Şimdi bu doğrultuda dizinin çekiciliğini örseleyen detaylara değinelim.
İzleyicinin çoğundan ilk etapta tepki alan ‘Sevgili Geçmiş’in geride kalmasına sebep olan aksaklıklar öyle atla deve cinsinden şeyler değil. Ancak sineğin de küçük olduğu halde mide bulandırdığını hatırlamakta fayda var. Dolayısıyla büyük küçük demeden aksayan yönleri saptayıp düzeltmeye çalışmak şart. Bunların neler olduğunu sıralamadan önce gelin başlangıca kısaca bir göz atalım.
‘Sevgili geçmiş bana öğrettiğin her şey için teşekkürler’ diyerek ve gece vakti mezar kapatan üç kadının görüntüsüyle açılışını yapan ‘Sevgili Geçmiş’, İpek’in Güneşli Bahçe’deki güzel günlerine gidip ailenin hikâyesine daldı. ‘İnsan hayatında aileden daha önemli bir şey yoktur’ diyen baba nasihatiyle büyüyen İpek, öylesine mutlu bir havada uçuşuyordu ki ortalıkta onun dayak mağduriyeti yaşadığı aklımıza gelemedi.
Derken, annesinin karşı çıktığı düğününün öncesinde kimden geldiği belli olmayan bir mektupla tüm hikâyesinin yalan olduğunu öğreniverdi… Ve ‘Benim hayatım konu değil’ isyanıyla anne bildiği kadını bir güzel haşlayıp kardeşi olduğu söylenen kızlara davetiye yolladı. Böylece hikâyenin İstanbul ayağı girdi devreye. Girdi de ne oldu?

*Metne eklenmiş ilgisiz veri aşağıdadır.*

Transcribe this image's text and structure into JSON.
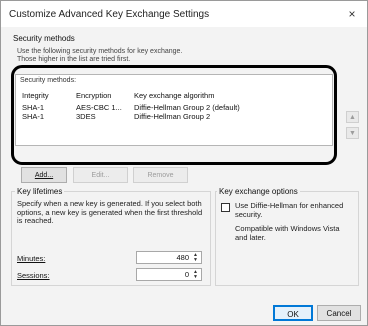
{
  "window": {
    "title": "Customize Advanced Key Exchange Settings",
    "close_symbol": "×"
  },
  "security_methods": {
    "group_title": "Security methods",
    "description_line1": "Use the following security methods for key exchange.",
    "description_line2": "Those higher in the list are tried first.",
    "list_title": "Security methods:",
    "columns": [
      "Integrity",
      "Encryption",
      "Key exchange algorithm"
    ],
    "rows": [
      {
        "integrity": "SHA-1",
        "encryption": "AES-CBC 1...",
        "algorithm": "Diffie-Hellman Group 2 (default)"
      },
      {
        "integrity": "SHA-1",
        "encryption": "3DES",
        "algorithm": "Diffie-Hellman Group 2"
      }
    ],
    "buttons": {
      "add": "Add...",
      "edit": "Edit...",
      "remove": "Remove"
    },
    "move_up_symbol": "▲",
    "move_down_symbol": "▼"
  },
  "key_lifetimes": {
    "group_title": "Key lifetimes",
    "description": "Specify when a new key is generated. If you select both options, a new key is generated when the first threshold is reached.",
    "minutes_label": "Minutes:",
    "minutes_value": "480",
    "sessions_label": "Sessions:",
    "sessions_value": "0"
  },
  "key_exchange_options": {
    "group_title": "Key exchange options",
    "checkbox_label": "Use Diffie-Hellman for enhanced security.",
    "checked": false,
    "compat_note": "Compatible with Windows Vista and later."
  },
  "footer": {
    "ok": "OK",
    "cancel": "Cancel"
  }
}
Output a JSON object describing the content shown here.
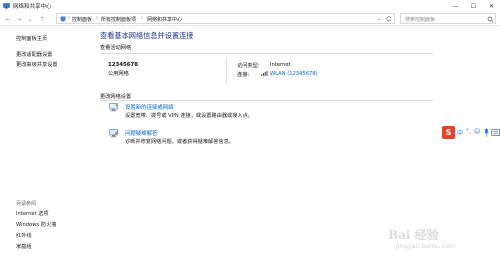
{
  "window": {
    "title": "网络和共享中心",
    "controls": {
      "minimize": "—",
      "maximize": "☐",
      "close": "✕"
    }
  },
  "nav": {
    "back": "←",
    "forward": "→",
    "up": "↑",
    "recent": "⌄",
    "breadcrumbs": [
      "控制面板",
      "所有控制面板项",
      "网络和共享中心"
    ],
    "separator": "›",
    "search_placeholder": "搜索控制面板"
  },
  "left_pane": {
    "links": [
      "控制面板主页",
      "更改适配器设置",
      "更改高级共享设置"
    ],
    "see_also_header": "另请参阅",
    "see_also": [
      "Internet 选项",
      "Windows 防火墙",
      "红外线",
      "家庭组"
    ]
  },
  "main": {
    "title": "查看基本网络信息并设置连接",
    "active_networks_header": "查看活动网络",
    "network_name": "12345678",
    "network_type": "公用网络",
    "access_type_label": "访问类型:",
    "access_type_value": "Internet",
    "connections_label": "连接:",
    "connection_value": "WLAN (12345678)",
    "change_settings_header": "更改网络设置",
    "tasks": [
      {
        "title": "设置新的连接或网络",
        "desc": "设置宽带、拨号或 VPN 连接；或设置路由器或接入点。"
      },
      {
        "title": "问题疑难解答",
        "desc": "诊断并修复网络问题，或者获得疑难解答信息。"
      }
    ]
  },
  "ime_toolbar": {
    "logo": "S",
    "items": [
      "中",
      "°,",
      "☺",
      "🎤",
      "⌨"
    ]
  },
  "watermark": {
    "text": "Bai 经验",
    "sub": "jingyan.baidu.com"
  },
  "colors": {
    "title_blue": "#1e3287",
    "link_blue": "#0066cc",
    "ime_red": "#e8412c"
  }
}
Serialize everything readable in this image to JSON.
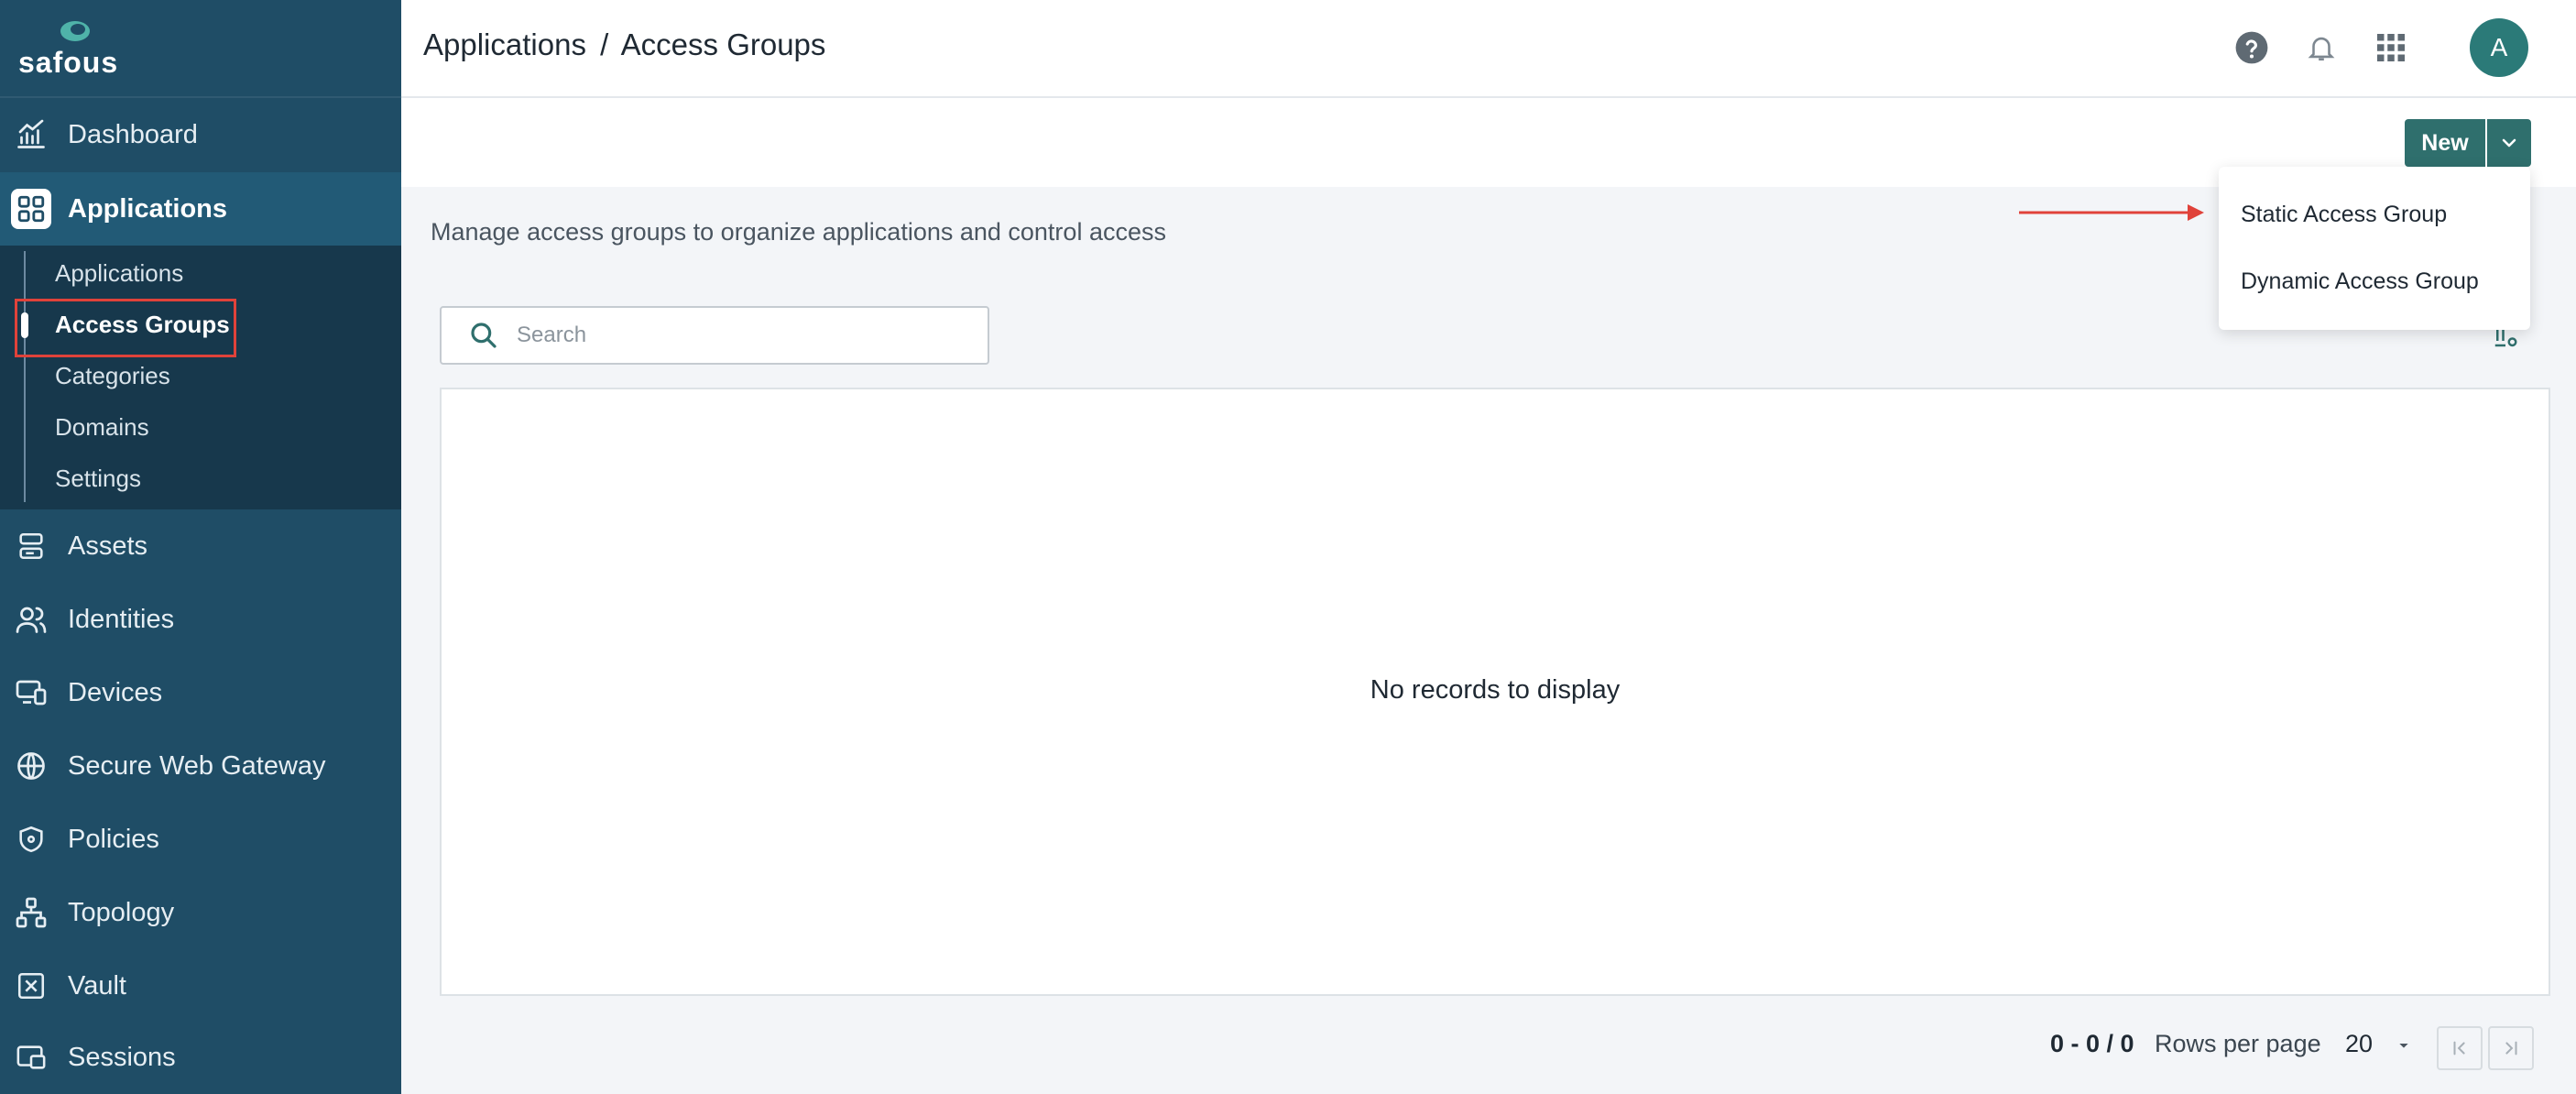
{
  "brand": {
    "name": "safous",
    "logo_color": "#4fb3a9"
  },
  "sidebar": {
    "items": [
      {
        "label": "Dashboard",
        "icon": "chart-icon"
      },
      {
        "label": "Applications",
        "icon": "grid-icon",
        "active": true
      },
      {
        "label": "Assets",
        "icon": "server-icon"
      },
      {
        "label": "Identities",
        "icon": "users-icon"
      },
      {
        "label": "Devices",
        "icon": "devices-icon"
      },
      {
        "label": "Secure Web Gateway",
        "icon": "globe-icon"
      },
      {
        "label": "Policies",
        "icon": "shield-icon"
      },
      {
        "label": "Topology",
        "icon": "topology-icon"
      },
      {
        "label": "Vault",
        "icon": "vault-icon"
      },
      {
        "label": "Sessions",
        "icon": "sessions-icon"
      }
    ],
    "subitems": [
      {
        "label": "Applications"
      },
      {
        "label": "Access Groups",
        "active": true
      },
      {
        "label": "Categories"
      },
      {
        "label": "Domains"
      },
      {
        "label": "Settings"
      }
    ]
  },
  "header": {
    "breadcrumb_parent": "Applications",
    "breadcrumb_separator": "/",
    "breadcrumb_current": "Access Groups",
    "avatar_initial": "A"
  },
  "toolbar": {
    "new_label": "New"
  },
  "new_menu": {
    "items": [
      "Static Access Group",
      "Dynamic Access Group"
    ]
  },
  "main": {
    "description": "Manage access groups to organize applications and control access",
    "search_placeholder": "Search",
    "empty_message": "No records to display"
  },
  "pagination": {
    "range": "0 - 0 / 0",
    "rows_per_page_label": "Rows per page",
    "rows_per_page_value": "20"
  },
  "colors": {
    "sidebar_bg": "#1f4d66",
    "subnav_bg": "#17384c",
    "accent": "#2f6f6d",
    "annotation_red": "#e0423a"
  }
}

Davetiyeyi yeni bir dolandırıcılık yöntemi sanan ama gerçek anne bildiği kadın tarafından yüzüne söylenen Deren, hastane sahibi zengin bir ailenin evlatlığı olduğunu öğrendi. Şok yaşadı mı ya da bu duyguyu bize hissettirebildi mi? Kesinlikle hayır. Bir tek Aras doğduktan sonra kendini hep dışlayan annesinin bunu niye yaptığını anladı bu sayede. Bir de garip kazaya imza atarak Kenan’la tanıştı.
Öte yandan her hikâyede olduğu gibi varoş kesimi mevcuttu kardeş kanadında… Ki burada da hamileliğini öğrenme kaygısı taşıyan yetimhane çocuğu Çilem ile arkadaşı şarkıcı Azra bulunuyordu. Telefon mesajıydı, zampara yapımcıyı soymaktı, cinayetti, kovalamacaydı, derken tüm bunların orta yerinde ‘Bir daha sana asla el kaldırmayacağım’ sözünü veren damat Tekin’in psikopatlığı sokuldu gözümüze. Zaten öykünün temeli de bu psikopatlık üstünden yürütüldü ilk bölümde. Sonra hapisteki Cahide ve ona evlilik teklif eden kaynı Cemal çıktı ortaya, tabii ailenin nasıl dağıldığı da!
Dizinin genel tablosu böyleyken gelelim aksaklıklarına…
Asıl gelişimini Ece Uslu’nun ve Emre Kınay’ın olaya ağırlığını koymasıyla yapacağını düşündüğüm ‘Sevgili Geçmiş’in en baba aksaklığı ilk bölümde, konuk oyuncu Yurdaer Okur tarafından canlandırılan, Tekin’in sergilediği kadına şiddet olayı! Bunun kalıcı bir aksiyon olmayacağı, açılış sahnesinden belliydi ama acele karar veren izleyici kesimi bunu tam kavrayamadığı için ‘Yine mi şiddet’ mantığıyla ilk elden kaçıverdi. Kaldı ki Tekin karakterinin sahnelerinden çok daha ağırını sergileyen işlerin baş tacı edilmişliği vardı hesapta. Ama yine de bu başlangıç diziye negatif bir etki yaptı büyük oranda.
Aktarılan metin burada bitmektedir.